‘The West Should Not Be so Scared of Iran’

Iranian President Hassan Rouhani has requested a dialogue with the West. There seems to be a breakthrough, or is this an illusion? A dispute between Henk Müller and Keyvan Shahbazi.

HM: The two enemies, Iran and the United States, resume dialogue. Diplomacy has returned. We are entering a new phase. Will you be happy with that?

KS: Iran is suffering from the sanctions, meaning that everyone who does not have connections with the regime suffers. Sanctions are crushing the economy, incomes have decreased by 50 percent, inflation has increased by 50 percent and annually 180,000 highly educated youths leave — an economic loss of $50 billion per year. This cannot continue.

Iran is trying to change minds with a charm offensive, with top leaders who have studied in the West and have earned trust. Iran, according to Rouhani, would never behave the way it does in the United Nations if the sanctions had not forced it to do so, and it works.

HM: That is very cynical.

KS: I disagree. The leader of Iran, the Ayatollah Khamenei, plays a smart game. He hides behind Rouhani. The West should not be fooled. Rouhani acts on Khamenei’s wishes, which guarantees the existence of the regime. Khamenei talks of “heroic flexibility,” but it only focuses on the stability of the regime.

HM: Khamenei praised Obama’s restraint in Syria on 9/11 and spoke of new possibilities. That is a win-win situation.

KS: You could say that Khamenei’s position has only improved now that it is clear that the U.S. will not interfere in Syria.
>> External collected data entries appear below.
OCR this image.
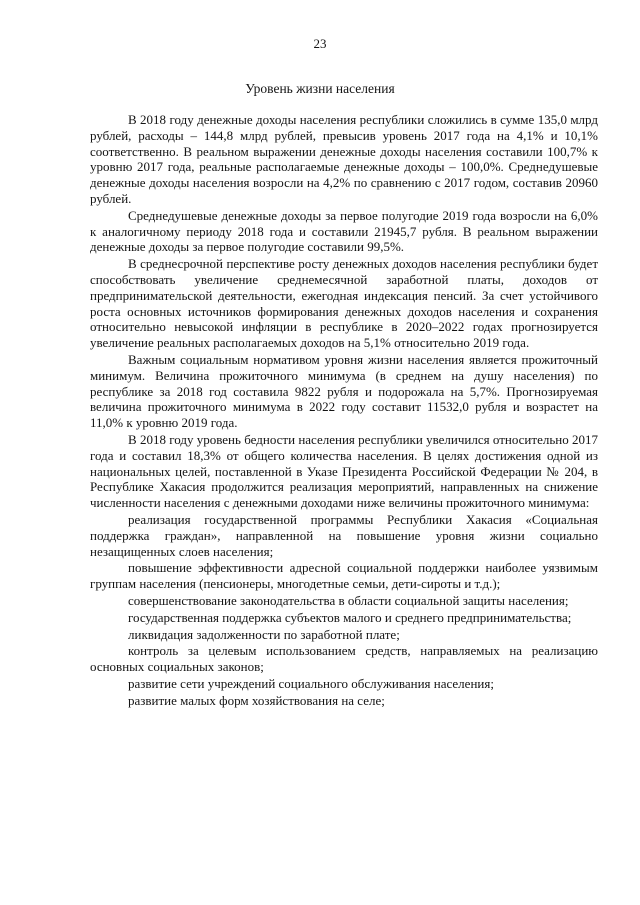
23
Уровень жизни населения

В 2018 году денежные доходы населения республики сложились в сумме 135,0 млрд рублей, расходы – 144,8 млрд рублей, превысив уровень 2017 года на 4,1% и 10,1% соответственно. В реальном выражении денежные доходы населения составили 100,7% к уровню 2017 года, реальные располагаемые денежные доходы – 100,0%. Среднедушевые денежные доходы населения возросли на 4,2% по сравнению с 2017 годом, составив 20960 рублей.

Среднедушевые денежные доходы за первое полугодие 2019 года возросли на 6,0% к аналогичному периоду 2018 года и составили 21945,7 рубля. В реальном выражении денежные доходы за первое полугодие составили 99,5%.

В среднесрочной перспективе росту денежных доходов населения республики будет способствовать увеличение среднемесячной заработной платы, доходов от предпринимательской деятельности, ежегодная индексация пенсий. За счет устойчивого роста основных источников формирования денежных доходов населения и сохранения относительно невысокой инфляции в республике в 2020–2022 годах прогнозируется увеличение реальных располагаемых доходов на 5,1% относительно 2019 года.

Важным социальным нормативом уровня жизни населения является прожиточный минимум. Величина прожиточного минимума (в среднем на душу населения) по республике за 2018 год составила 9822 рубля и подорожала на 5,7%. Прогнозируемая величина прожиточного минимума в 2022 году составит 11532,0 рубля и возрастет на 11,0% к уровню 2019 года.

В 2018 году уровень бедности населения республики увеличился относительно 2017 года и составил 18,3% от общего количества населения. В целях достижения одной из национальных целей, поставленной в Указе Президента Российской Федерации № 204, в Республике Хакасия продолжится реализация мероприятий, направленных на снижение численности населения с денежными доходами ниже величины прожиточного минимума:

реализация государственной программы Республики Хакасия «Социальная поддержка граждан», направленной на повышение уровня жизни социально незащищенных слоев населения;

повышение эффективности адресной социальной поддержки наиболее уязвимым группам населения (пенсионеры, многодетные семьи, дети-сироты и т.д.);

совершенствование законодательства в области социальной защиты населения;

государственная поддержка субъектов малого и среднего предпринимательства;

ликвидация задолженности по заработной плате;

контроль за целевым использованием средств, направляемых на реализацию основных социальных законов;

развитие сети учреждений социального обслуживания населения;

развитие малых форм хозяйствования на селе;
That means it is not Iran’s turn yet. This gives Iran the space to present Rouhani in this light. Rouhani is Khamenei-light.

HM: People change. Once, Rouhani was an advocate of attacks on Israeli citizens, and now he congratulates Israel on New Year’s.

KS: Hip, hip, hooray. The regime is pragmatic. Everything can change if the base — the Islamic republic with a high religious leader at the top — stays the same.

HM: How great would it have been if Rouhani had shaken Obama’s hand?

KS: Rouhani “did not have time” for a meeting in the halls, and a lunch was not happening because alcohol was being served.

HM: A little bit of a poor excuse.

KS: Yes, but for Iranian clergy the pouring of alcohol is the same as viewing unveiled women, although I think that Rouhani has seen a fair few of those.

HM: If you are so skeptical, what should the West demand?

KS: The Western attitude is wrong and based on the Cold War. Iran is not the Soviet Union, no superpower with nuclear weapons. You should not be so scared of it. Tehran does not have that many demands. The West should therefore demand concrete results: inspections of nuclear installations, transparency, but especially that Iran respect human rights. Respect for human rights is the real measure of change in Iran.

HM: The Green Revolution of 2009 did not deliver any results. Rouhani is now introducing a new era.

KS: In 2009, the middle class revolted, but the lower classes did not dare. Now, the economic situation is becoming pressing. That is why the regime wants an ease of the sanctions. But reforms will not come from the regime.

HM: Forced from outside? Iranians always say they can handle their own business — that the West should not interfere.

KS: They have been saying that for 30 years. Do you see any change?

HM: Thus, continue the sanctions?

KS: Definitely. Easting the sanction without receiving any concrete results from the Iranian side would be the stupidest thing to do. Obama is weak. With support from Moscow and Beijing, Iran is working on a “constructive” position.

HM: There is nothing against that.

KS: Tehran always wants to win. Iran wants the U.S. to promise to leave it alone in exchange for certainty about nuclear plans. But Tehran wants a nuclear weapon before making such a deal.

HM: Do you want to eliminate the regime?

KS: I want a different Iran. Since 1981, tens of thousands of political opponents and dissenters have been murdered. In 1988, at least 5,000 political prisoners have been condemned and dumped in mass graves. The current minister of justice, Pourmohammadi, was a member of the “committee of death,” which held processes. The day before yesterday Rouhani said on CNN that the life of a Christian, Jew or Muslim has equal value. Beautiful, but the CNN should have asked, “And that of your opponents as well?”

HM: You are too somber. The sanctions will be the end of the regime.

KS: I think the regime is economically holding up long enough to develop nuclear weapons. After that you will not get rid of it.